Example 2: Determine if the following system is consistent. \begin{aligned}& & x_2 & - & 4x_3 & = & 8\\2x_1& - & 3x_2 &+ & 2x_3& = & 1\\5x_1 & - & 8x_2 & + & 7x_3 & = & 1.\end{aligned}

Solution 2: First we write down the augmented matrix. \begin{bmatrix}0 & 1 & -4 & 8\\2 & -3 & 2 & 1\\5 & -8 & 7 & 1\end{bmatrix} Interchange the first row and the second row because we want to obtain x_1 in the first equation. \begin{bmatrix}2 & -3 & 2 & 1\\0 & 1 & -4 & 8\\5 & -8 & 7 & 1\end{bmatrix} Add -5/2 times row 1 to row 3. \begin{bmatrix}2 & -3 & 2 & 1\\0 & 1 & -4 & 8\\0 & -1/2 & 2 & -3/2\end{bmatrix} Add 1/2 times row 2 to row 3. \begin{bmatrix}2 & -3 & 2 & 1\\0 & 1 & -4 & 8\\0 & 0 & 0 & 5/2\end{bmatrix} The last row in the augmented matrix says 0=5/2 which is impossible. Therefore the original system is inconsistent, i.e., has no solution.

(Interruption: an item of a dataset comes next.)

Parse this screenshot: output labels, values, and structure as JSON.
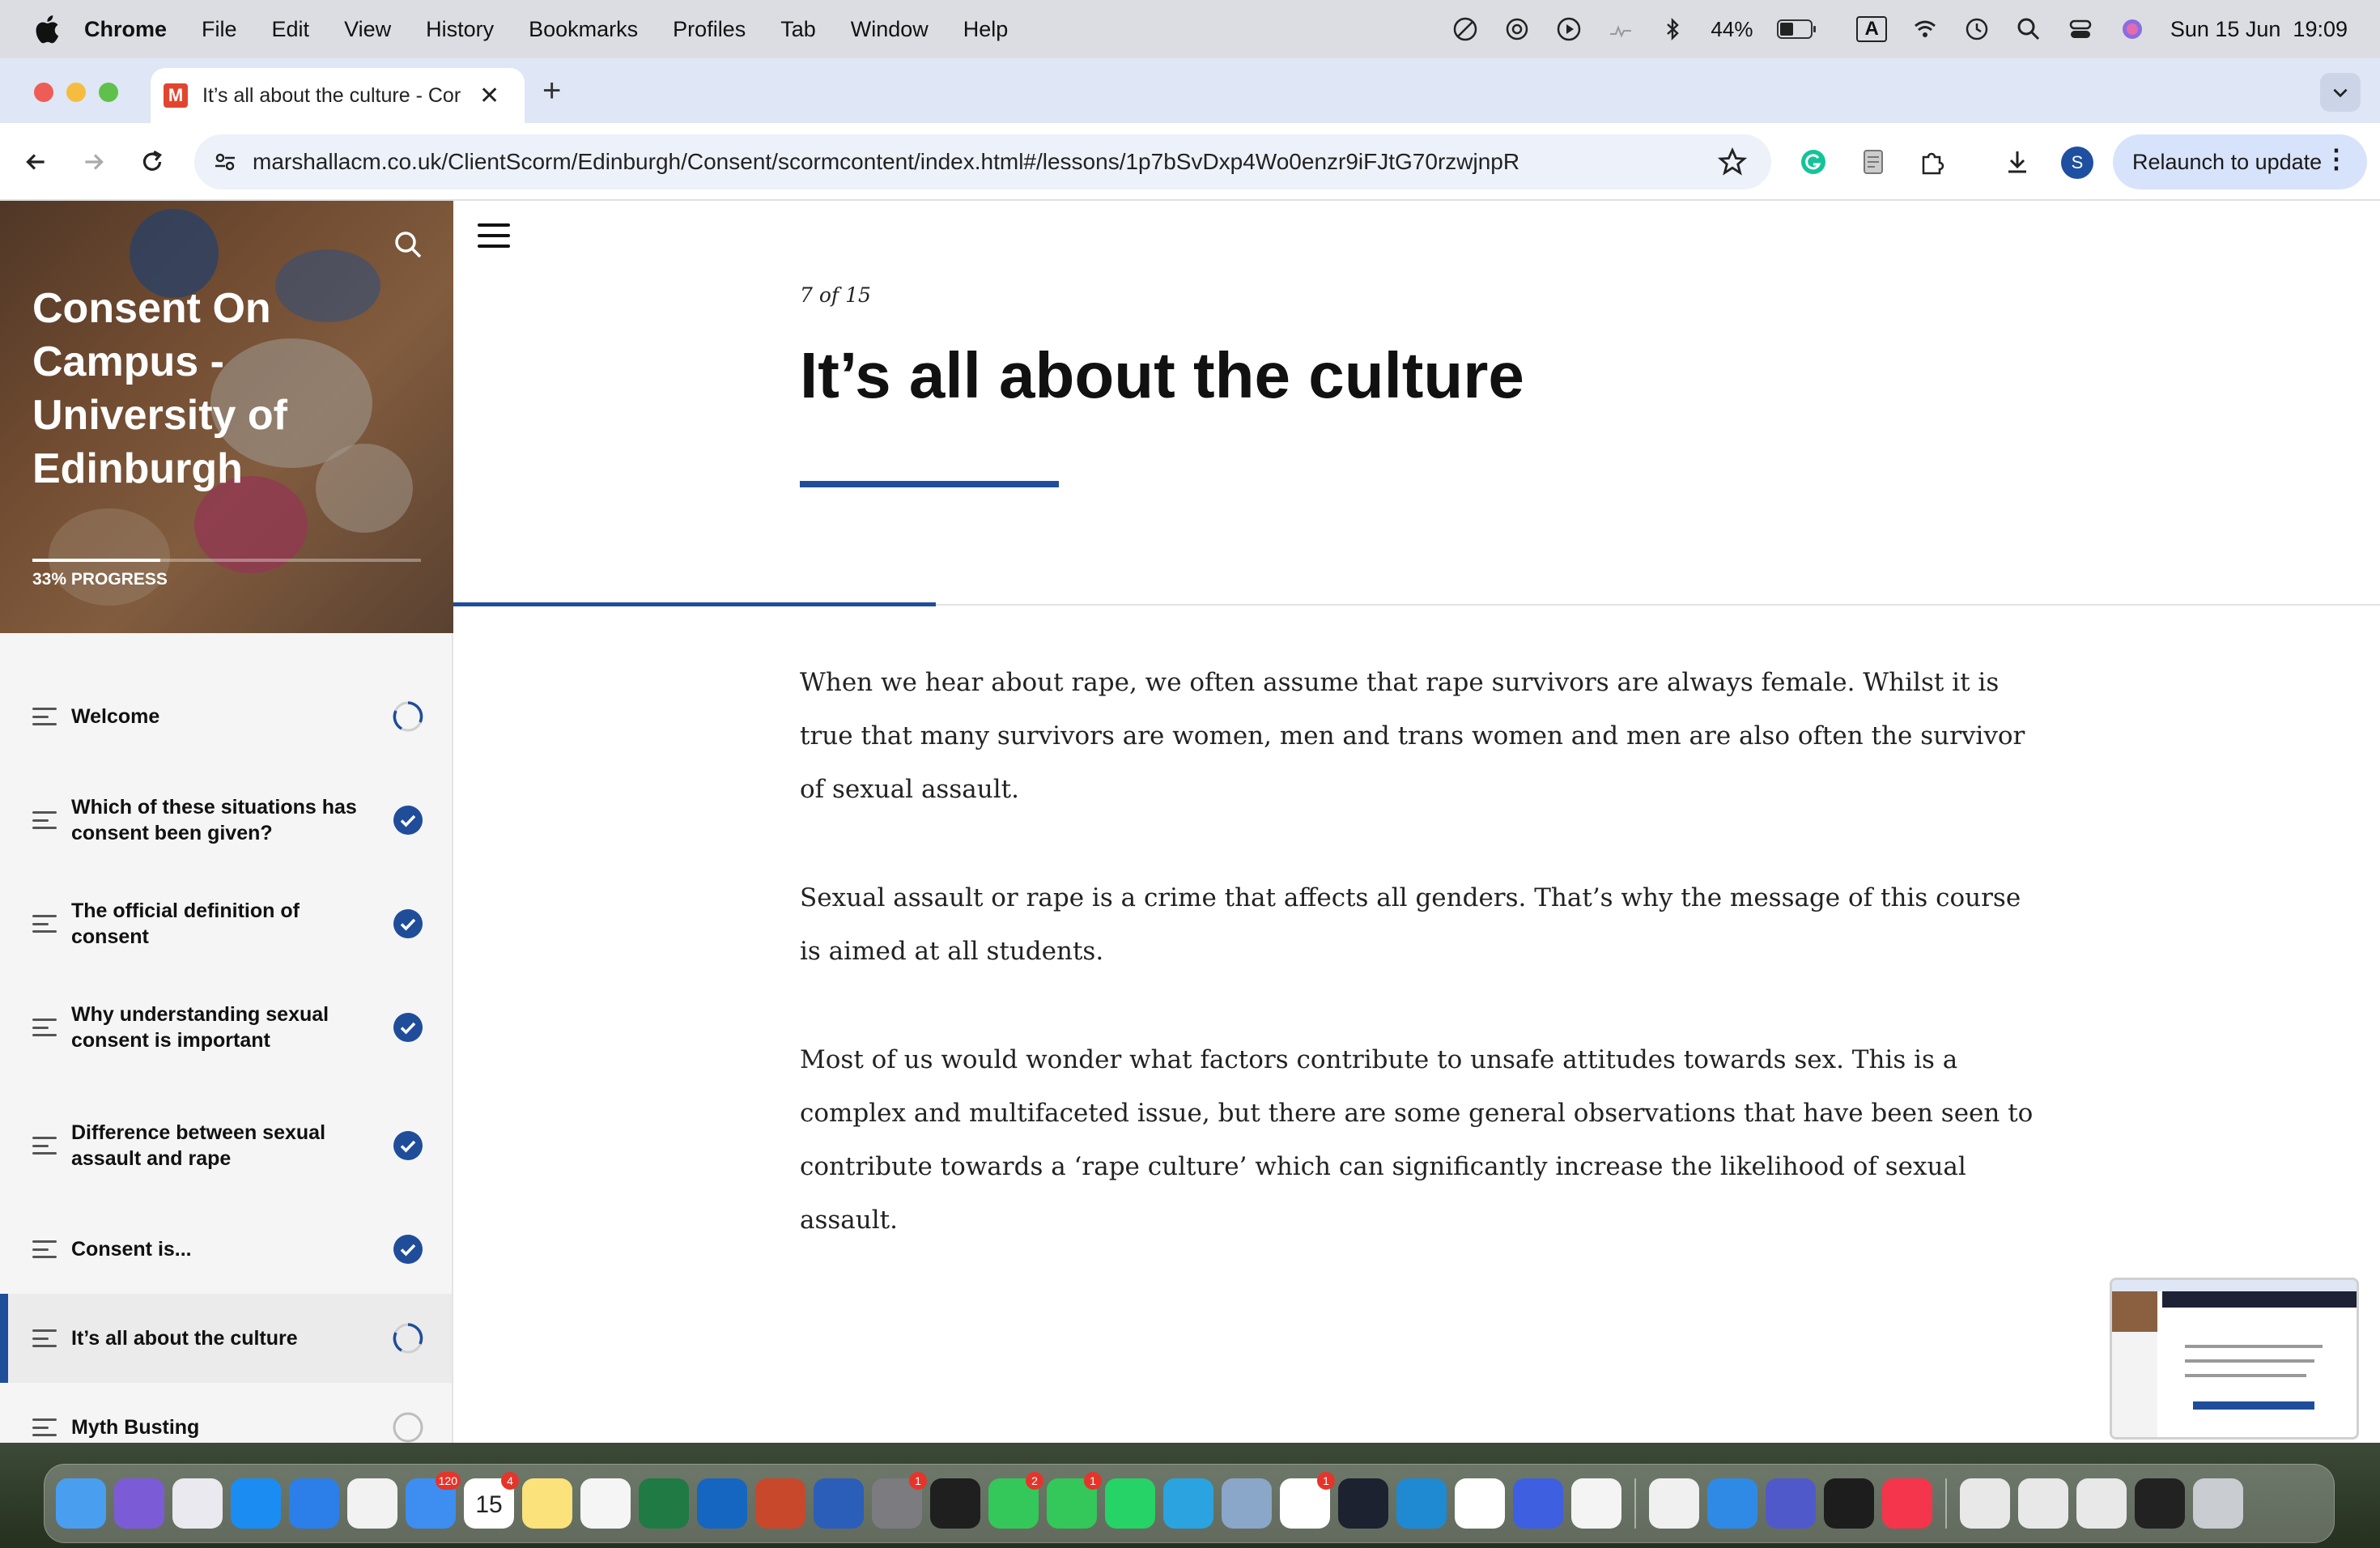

Example 3: Row reduce the matrix A below to echelon form, and locate the pivot columns of A. A=\begin{bmatrix}0 & -3 & -6 & 4 & 9\\-1 & -2 & -1 & 3 & 1\\-2 & -3 & 0 & 3 & -1 \\ 1 & 4 & 5 & -9 & -7\end{bmatrix}

Solution 3: Interchange rows 1 and 2. \begin{bmatrix} [-1] & -2 & -1 & 3 & 1\\0 & -3 & -6 & 4 & 9\\-2 & -3 & 0 & 3 & -1 \\1 & 4 & 5 & -9 & -7\end{bmatrix} Create zeros below the pivot [-1], by adding multiple of the first row to the rows below, and obtain the next matrix. \begin{bmatrix} [-1] & -2 & -1 & 3 & 1\\0 & -3 & -6 & 4 & 9\\0 & 1 & 2 & -3 & -3 \\0 & 2 & 4 & -6 & -6\end{bmatrix} Interchange rows 2 and 3. \begin{bmatrix} [-1] & -2 & -1 & 3 & 1\\0 & [1] & 2 & -3 & -3 \\0 & -3 & -6 & 4 & 9\\0 & 2 & 4 & -6 & -6\end{bmatrix} Add multiple of the second row to the rows below and obtain.\begin{bmatrix} [-1] & -2 & -1 & 3 & 1\\0 & [1] & 2 & -3 & -3 \\0 & 0 & 0 & [-5] & 0\\0 & 0 & 0 & 0 & 0\end{bmatrix} This is an echelon form with the pivots in the brackets.